Bail verbal : pourquoi se méfier ?

Un bail verbal n'est pas sans danger et présente davantage de risques pour le propriétaire puisque ce dernier ne peut pas :

  • réviser le loyer chaque année : les modalités de révision d'un loyer doivent obligatoirement être établies par écrit ;
  • demander la fin du bail pour clause résolutoire comme un loyer impayé par exemple : les clauses résolutoires pour être valables doivent obligatoirement être établies par écrit.

Pour le locataire le bail verbal n'est également pas sans risques :

  • En cas de contestation du propriétaire sur l'occupation des lieux, c'est au locataire d'apporter la preuve de l'existence d'un bail verbal.
  • En l'absence de bail écrit, l'état des lieux n'est pas effectué ce qui peut engendrer des litiges en fin de bail.

Bon à savoir : pour prouver l'existence d'un bail verbal et sa situation régulière dans les lieux, le locataire peut apporter la preuve par tout moyen : quittance de loyer, paiement du loyer, contrat d'électricité, etc.

Conséquences de la conclusion d'un bail verbal

Les dispositions de la loi du 6 juillet 1989 qui régissent les baux d'habitation sont applicables au bail verbal.

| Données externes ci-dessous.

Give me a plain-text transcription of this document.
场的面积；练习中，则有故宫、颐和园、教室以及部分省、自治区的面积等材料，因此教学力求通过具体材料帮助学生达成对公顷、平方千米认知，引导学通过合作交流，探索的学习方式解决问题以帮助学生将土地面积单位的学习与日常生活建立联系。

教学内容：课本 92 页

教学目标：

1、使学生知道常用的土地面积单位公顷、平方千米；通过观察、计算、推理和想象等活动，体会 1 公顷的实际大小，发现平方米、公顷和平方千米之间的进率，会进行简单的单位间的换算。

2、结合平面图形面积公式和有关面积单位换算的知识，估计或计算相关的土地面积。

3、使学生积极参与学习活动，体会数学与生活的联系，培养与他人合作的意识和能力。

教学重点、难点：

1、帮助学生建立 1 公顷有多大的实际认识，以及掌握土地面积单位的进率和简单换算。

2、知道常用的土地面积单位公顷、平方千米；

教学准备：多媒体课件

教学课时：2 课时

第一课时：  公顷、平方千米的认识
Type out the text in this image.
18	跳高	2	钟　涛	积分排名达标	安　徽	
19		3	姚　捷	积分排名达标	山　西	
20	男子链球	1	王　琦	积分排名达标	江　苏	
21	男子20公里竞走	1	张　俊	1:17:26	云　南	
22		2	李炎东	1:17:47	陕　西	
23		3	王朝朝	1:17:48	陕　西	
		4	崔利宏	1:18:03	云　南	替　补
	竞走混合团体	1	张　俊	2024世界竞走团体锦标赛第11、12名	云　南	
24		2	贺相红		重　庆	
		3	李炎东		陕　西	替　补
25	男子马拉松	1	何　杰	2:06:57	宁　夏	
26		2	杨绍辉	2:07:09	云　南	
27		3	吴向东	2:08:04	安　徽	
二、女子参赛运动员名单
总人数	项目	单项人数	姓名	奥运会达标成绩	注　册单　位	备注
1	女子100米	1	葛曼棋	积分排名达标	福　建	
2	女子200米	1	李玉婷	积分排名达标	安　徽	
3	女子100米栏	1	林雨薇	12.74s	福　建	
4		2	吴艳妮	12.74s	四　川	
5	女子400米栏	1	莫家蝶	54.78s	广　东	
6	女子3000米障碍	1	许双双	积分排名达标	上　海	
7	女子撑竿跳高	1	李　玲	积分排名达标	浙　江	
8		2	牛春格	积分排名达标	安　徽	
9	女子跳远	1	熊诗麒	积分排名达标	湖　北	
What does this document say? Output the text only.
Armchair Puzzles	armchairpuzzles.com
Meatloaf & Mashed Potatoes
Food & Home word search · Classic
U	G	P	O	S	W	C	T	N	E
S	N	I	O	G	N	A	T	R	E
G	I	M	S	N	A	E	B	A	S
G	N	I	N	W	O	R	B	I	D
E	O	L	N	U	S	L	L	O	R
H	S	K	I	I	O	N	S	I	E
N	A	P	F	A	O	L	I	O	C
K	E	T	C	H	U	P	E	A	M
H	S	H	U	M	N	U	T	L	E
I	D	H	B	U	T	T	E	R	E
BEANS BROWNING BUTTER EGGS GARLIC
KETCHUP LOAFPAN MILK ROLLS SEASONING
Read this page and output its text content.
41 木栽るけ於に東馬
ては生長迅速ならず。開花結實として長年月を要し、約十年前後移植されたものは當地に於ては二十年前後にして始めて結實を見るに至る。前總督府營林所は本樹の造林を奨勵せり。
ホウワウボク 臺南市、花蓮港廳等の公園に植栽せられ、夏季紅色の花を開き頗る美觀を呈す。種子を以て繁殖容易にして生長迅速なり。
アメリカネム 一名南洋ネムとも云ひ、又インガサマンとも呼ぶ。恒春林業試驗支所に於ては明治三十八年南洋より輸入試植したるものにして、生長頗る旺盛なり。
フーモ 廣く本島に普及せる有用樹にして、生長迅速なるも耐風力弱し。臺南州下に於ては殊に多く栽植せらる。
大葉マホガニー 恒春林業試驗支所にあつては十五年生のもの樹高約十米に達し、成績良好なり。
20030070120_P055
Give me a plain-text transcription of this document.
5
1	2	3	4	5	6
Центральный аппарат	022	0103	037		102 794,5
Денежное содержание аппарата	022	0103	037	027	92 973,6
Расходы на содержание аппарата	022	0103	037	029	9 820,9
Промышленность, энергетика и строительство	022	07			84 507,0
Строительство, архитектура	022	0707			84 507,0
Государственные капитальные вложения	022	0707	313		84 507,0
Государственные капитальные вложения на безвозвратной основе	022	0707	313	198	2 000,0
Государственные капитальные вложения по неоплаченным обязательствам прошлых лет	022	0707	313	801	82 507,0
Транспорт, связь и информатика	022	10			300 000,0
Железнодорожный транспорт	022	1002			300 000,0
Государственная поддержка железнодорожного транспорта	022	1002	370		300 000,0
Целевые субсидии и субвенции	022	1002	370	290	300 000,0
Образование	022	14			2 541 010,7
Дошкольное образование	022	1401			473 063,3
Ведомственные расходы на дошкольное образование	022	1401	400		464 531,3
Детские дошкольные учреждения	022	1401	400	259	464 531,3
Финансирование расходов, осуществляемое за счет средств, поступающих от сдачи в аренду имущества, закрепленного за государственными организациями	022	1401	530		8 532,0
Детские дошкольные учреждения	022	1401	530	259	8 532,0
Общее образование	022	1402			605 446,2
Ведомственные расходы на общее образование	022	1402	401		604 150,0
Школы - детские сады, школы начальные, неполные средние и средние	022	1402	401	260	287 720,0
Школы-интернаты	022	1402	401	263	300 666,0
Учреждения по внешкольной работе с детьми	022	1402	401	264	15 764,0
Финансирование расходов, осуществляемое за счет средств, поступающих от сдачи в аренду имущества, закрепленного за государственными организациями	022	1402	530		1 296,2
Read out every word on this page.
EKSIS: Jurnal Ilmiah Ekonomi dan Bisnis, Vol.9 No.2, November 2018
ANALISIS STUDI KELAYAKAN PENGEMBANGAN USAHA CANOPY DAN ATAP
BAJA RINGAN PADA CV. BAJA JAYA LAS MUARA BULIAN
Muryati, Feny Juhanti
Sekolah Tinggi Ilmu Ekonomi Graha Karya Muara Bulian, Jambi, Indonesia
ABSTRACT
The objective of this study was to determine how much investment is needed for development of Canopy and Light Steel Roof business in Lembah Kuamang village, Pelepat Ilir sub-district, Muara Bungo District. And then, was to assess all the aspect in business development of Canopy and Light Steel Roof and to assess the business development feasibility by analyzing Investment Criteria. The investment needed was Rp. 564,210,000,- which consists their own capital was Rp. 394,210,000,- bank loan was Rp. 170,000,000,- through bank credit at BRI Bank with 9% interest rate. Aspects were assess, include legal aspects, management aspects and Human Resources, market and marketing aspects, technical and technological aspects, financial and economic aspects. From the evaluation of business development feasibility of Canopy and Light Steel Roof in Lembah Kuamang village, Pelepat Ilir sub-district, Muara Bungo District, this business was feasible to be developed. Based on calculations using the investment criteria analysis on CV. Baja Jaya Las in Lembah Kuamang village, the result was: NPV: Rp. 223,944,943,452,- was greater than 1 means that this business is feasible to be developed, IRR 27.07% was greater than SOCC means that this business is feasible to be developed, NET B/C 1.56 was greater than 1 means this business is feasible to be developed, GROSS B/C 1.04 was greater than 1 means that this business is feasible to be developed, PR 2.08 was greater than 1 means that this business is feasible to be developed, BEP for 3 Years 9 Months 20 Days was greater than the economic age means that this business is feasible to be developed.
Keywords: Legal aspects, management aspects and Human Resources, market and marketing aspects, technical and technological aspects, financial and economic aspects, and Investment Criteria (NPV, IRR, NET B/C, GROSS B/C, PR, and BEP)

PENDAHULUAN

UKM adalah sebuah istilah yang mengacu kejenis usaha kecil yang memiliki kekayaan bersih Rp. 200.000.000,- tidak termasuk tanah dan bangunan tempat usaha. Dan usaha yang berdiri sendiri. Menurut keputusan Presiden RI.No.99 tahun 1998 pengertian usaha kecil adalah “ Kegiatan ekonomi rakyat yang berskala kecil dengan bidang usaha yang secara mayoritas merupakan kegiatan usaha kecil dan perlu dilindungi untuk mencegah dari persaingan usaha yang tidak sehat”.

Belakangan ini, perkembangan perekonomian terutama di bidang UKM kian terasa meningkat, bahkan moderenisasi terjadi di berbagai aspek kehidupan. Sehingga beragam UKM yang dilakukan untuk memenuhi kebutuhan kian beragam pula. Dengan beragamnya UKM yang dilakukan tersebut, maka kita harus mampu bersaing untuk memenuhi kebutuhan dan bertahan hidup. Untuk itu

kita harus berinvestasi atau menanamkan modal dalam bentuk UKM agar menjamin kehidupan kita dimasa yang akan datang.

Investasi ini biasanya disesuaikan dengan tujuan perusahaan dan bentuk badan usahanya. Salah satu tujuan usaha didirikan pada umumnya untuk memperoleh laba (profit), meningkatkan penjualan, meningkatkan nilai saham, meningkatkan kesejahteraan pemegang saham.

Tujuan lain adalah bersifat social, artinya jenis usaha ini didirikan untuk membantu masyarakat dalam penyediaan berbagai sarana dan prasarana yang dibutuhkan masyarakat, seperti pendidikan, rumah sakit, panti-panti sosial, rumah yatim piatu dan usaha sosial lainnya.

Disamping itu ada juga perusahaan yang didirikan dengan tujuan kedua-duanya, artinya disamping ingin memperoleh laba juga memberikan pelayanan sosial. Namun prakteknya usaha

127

Par conséquent, dans le cadre d'un bail verbal :

  • La durée minimale du bail est de 3 ans.
  • Le locataire peut résilier le bail à tout moment après avoir donné congé au bailleur et avoir respecté un préavis de 3 mois (préavis réduit à un mois dans certaines circonstances : perte d'emploi, embauche consécutive à une perte d'emploi, mutation, titulaire du RSA, attribution d'un logement social, raisons de santé sans conditions d'âge, titulaire de l'AAH, violences conjugales depuis ajout de la loi n° 2020-936 du 30 juillet 2020 visant à protéger les victimes de violences conjugales, logement situé dans une « zone tendue », etc.).
  • Le propriétaire ne peut donner congé au locataire qu'à l'issu des 3 ans du bail sauf s'il veut vendre le logement ou l'habiter ou pour des motifs légitimes et sérieux tout en respectant un préavis de 6 mois.
  • Le bailleur ne peut pas indexer le loyer puisque la révision du loyer doit être prévue par écrit.
  • Le bailleur ne peut pas demander la résolution du bail pour clauses résolutoires car les clauses doivent être prévues par écrit.

À noter : chaque partie, propriétaire et locataire, peut demander à tout moment la régularisation de la situation, à savoir la rédaction d'un bail écrit.